Yousef Makki death: Boy who lied to police after fatal stabbing sentenced

A teenager who lied to police after he stabbed a grammar school pupil to death will spend eight months in custody.

The boy, aged 17, stabbed Yousef Makki, also 17, in the heart with a flick knife in a tree-lined street in the upmarket village of Hale Barns, Cheshire, on March 2.

Yousef, who was from a single-parent Anglo-Lebanese family from Burnage, south Manchester, had won a scholarship to the prestigious £12,000-a-year Manchester Grammar School.

The defendant, Boy A, admitted perverting the course of justice by lying to police and possession of a flick knife. He was cleared by a jury earlier this month of murder and an alternative count of manslaughter after he said he acted in self-defence.

On Thursday at Manchester Crown Court, Mr Justice Bryan sentenced Boy A to a 12-month detention and training order for perverting the course of justice and a four-month detention and training order for possessing a bladed article, to run consecutively.

A second 17-year-old defendant, Boy B, was cleared of perverting the course of justice by allegedly lying to police about what he had seen but also admitted possession of a flick knife.

Both were also cleared of conspiracy to commit robbery in the lead-up to Yousef’s death.

Boy B was sentenced to a four-month detention and training order.

Both will be released halfway through their sentences under supervision.

Neither of the defendants from wealthy Cheshire families can be named as they are under 18.

Yousef Makki
Yousef Makki had won a scholarship to the prestigious £12,000-a-year Manchester Grammar School (Family Handout/PA)

Sentencing, the judge told the pair: “The backdrop to your offending is depressingly all too familiar  – a warped culture whereby the possession of knives is considered to be ‘cool’ and ‘aesthetically pleasing’ and knives are routinely carried on our streets.

“Mix that with youth as well as drugs and drug dealing, as in the present case, and it is a recipe for disaster and the tragic, but all too predictable, events that unfolded.
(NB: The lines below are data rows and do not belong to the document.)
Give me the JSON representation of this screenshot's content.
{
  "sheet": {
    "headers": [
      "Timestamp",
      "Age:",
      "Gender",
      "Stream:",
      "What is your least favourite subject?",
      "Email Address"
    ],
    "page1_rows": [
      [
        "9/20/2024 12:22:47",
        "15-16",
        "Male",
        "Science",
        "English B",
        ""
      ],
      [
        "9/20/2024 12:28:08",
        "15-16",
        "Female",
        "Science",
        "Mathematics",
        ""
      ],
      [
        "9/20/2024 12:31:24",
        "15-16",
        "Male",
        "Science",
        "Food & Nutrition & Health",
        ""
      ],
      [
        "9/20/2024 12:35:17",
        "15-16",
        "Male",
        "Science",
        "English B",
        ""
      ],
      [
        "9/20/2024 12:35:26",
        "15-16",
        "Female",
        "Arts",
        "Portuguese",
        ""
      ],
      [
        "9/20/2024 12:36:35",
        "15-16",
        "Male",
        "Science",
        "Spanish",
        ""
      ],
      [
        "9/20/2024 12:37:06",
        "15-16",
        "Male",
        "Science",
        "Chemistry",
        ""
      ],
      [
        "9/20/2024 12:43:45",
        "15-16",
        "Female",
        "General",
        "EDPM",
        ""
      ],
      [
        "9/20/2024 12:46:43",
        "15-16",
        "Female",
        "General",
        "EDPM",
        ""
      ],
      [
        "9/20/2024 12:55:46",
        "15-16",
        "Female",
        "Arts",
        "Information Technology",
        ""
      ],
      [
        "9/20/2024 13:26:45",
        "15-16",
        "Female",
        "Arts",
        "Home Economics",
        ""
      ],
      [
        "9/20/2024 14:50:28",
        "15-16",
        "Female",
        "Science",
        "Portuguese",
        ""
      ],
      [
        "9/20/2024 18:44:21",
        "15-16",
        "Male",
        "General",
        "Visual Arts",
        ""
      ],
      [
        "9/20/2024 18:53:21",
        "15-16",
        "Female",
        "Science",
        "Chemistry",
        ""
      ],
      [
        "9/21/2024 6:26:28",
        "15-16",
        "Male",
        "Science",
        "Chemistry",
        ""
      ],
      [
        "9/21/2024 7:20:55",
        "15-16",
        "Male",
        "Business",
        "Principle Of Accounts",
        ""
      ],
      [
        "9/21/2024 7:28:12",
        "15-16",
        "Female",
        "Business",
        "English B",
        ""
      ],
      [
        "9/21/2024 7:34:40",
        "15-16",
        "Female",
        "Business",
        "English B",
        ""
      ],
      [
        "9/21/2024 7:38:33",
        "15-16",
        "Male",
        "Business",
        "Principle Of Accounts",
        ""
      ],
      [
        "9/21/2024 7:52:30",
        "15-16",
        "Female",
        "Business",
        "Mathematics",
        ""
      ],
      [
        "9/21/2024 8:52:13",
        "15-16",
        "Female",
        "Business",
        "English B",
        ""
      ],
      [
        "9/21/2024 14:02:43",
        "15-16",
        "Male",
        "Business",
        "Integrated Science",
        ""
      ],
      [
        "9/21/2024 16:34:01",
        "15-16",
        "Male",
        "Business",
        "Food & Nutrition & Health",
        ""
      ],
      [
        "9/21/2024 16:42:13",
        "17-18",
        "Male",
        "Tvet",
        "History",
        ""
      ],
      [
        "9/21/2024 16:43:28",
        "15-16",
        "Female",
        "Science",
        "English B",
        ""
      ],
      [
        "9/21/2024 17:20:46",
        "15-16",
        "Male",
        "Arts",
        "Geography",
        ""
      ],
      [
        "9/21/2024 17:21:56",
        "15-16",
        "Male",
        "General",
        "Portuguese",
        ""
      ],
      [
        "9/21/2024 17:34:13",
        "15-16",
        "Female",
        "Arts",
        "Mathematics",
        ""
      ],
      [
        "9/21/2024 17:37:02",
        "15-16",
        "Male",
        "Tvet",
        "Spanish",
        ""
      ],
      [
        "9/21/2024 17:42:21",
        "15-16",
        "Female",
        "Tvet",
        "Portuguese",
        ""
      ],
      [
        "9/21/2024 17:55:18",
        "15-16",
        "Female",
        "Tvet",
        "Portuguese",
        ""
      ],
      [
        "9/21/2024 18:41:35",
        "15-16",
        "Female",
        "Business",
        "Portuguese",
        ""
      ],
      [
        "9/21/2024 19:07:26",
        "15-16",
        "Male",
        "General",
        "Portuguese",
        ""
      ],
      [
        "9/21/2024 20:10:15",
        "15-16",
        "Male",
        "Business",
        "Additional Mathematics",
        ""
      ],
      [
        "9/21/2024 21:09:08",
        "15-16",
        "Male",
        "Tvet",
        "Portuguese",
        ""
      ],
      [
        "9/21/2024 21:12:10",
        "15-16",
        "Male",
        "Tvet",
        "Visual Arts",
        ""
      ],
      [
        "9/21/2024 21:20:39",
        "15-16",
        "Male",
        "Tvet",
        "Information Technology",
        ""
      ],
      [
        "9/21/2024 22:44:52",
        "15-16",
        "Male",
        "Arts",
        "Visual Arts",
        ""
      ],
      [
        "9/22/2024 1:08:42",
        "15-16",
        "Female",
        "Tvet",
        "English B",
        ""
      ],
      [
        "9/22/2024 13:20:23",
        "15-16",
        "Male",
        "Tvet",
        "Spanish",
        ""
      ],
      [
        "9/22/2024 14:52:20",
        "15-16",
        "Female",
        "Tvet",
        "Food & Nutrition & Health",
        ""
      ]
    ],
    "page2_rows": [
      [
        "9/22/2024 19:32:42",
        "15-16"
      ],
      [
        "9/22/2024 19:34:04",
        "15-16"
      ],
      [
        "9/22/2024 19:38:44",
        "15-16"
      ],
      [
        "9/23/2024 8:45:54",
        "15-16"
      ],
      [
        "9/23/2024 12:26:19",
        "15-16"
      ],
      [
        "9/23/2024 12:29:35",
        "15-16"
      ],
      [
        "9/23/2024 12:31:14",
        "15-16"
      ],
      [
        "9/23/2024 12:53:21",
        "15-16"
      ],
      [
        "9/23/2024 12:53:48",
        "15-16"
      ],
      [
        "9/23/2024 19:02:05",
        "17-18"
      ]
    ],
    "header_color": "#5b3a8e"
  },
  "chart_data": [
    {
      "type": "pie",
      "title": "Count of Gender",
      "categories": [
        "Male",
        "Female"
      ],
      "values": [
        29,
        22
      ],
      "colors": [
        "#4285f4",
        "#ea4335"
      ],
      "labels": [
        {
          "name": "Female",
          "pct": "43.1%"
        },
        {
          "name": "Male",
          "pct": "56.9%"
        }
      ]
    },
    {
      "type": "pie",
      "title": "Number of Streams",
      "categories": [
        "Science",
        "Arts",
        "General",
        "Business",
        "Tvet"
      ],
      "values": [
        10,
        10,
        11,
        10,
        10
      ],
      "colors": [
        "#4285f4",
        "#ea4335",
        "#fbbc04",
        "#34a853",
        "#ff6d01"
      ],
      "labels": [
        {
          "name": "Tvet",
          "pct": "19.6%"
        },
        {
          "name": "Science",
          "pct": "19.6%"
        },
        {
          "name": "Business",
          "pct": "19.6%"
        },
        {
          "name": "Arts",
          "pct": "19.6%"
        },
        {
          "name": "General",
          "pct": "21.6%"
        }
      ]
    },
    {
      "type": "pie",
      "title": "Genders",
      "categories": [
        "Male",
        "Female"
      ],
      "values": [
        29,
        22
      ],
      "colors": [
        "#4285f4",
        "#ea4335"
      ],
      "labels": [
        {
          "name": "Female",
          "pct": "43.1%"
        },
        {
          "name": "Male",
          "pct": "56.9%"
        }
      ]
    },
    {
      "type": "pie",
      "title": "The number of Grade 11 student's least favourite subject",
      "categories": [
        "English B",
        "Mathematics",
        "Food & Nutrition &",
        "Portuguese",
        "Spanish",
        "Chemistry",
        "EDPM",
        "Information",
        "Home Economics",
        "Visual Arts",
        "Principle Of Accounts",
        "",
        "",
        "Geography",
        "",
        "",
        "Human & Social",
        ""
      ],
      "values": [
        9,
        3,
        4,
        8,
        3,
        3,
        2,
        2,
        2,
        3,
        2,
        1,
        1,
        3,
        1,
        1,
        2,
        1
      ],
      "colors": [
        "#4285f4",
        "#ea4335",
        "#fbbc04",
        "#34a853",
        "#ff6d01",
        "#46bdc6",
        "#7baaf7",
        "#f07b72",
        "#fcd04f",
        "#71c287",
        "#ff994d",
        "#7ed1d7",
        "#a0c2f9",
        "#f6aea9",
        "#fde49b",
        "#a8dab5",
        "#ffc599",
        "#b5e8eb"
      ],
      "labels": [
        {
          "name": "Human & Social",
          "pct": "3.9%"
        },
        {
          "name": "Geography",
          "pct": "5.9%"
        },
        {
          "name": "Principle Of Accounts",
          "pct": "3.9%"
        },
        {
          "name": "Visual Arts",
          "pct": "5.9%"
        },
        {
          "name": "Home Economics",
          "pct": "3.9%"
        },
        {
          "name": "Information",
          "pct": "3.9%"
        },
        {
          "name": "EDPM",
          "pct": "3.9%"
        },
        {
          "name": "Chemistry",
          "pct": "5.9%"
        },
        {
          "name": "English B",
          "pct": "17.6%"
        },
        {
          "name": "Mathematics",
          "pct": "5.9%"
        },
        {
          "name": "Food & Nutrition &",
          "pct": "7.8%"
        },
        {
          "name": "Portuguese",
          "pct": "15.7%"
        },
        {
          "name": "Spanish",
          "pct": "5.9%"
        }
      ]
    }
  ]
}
“From the evidence I have heard in the course of your trial, it is clear that both of you had an unhealthy fixation with knives which is all too common amongst the youth of today.

“It must stop. There is nothing cool about knives. Their carrying all too often leads to their use and to tragedy, and it is a fallacy that they can keep you safe – very much the reverse, as events all too often demonstrate.

“Knife crime is a cancer on society, and it affects all spectrums of society – the message that must be brought home is that knives kill, and knives ruin lives.

“The best legacy of Yousef’s tragic death would be if this message could be got across – and knives (are) regarded as ‘uncool’ by the young in society going forward.”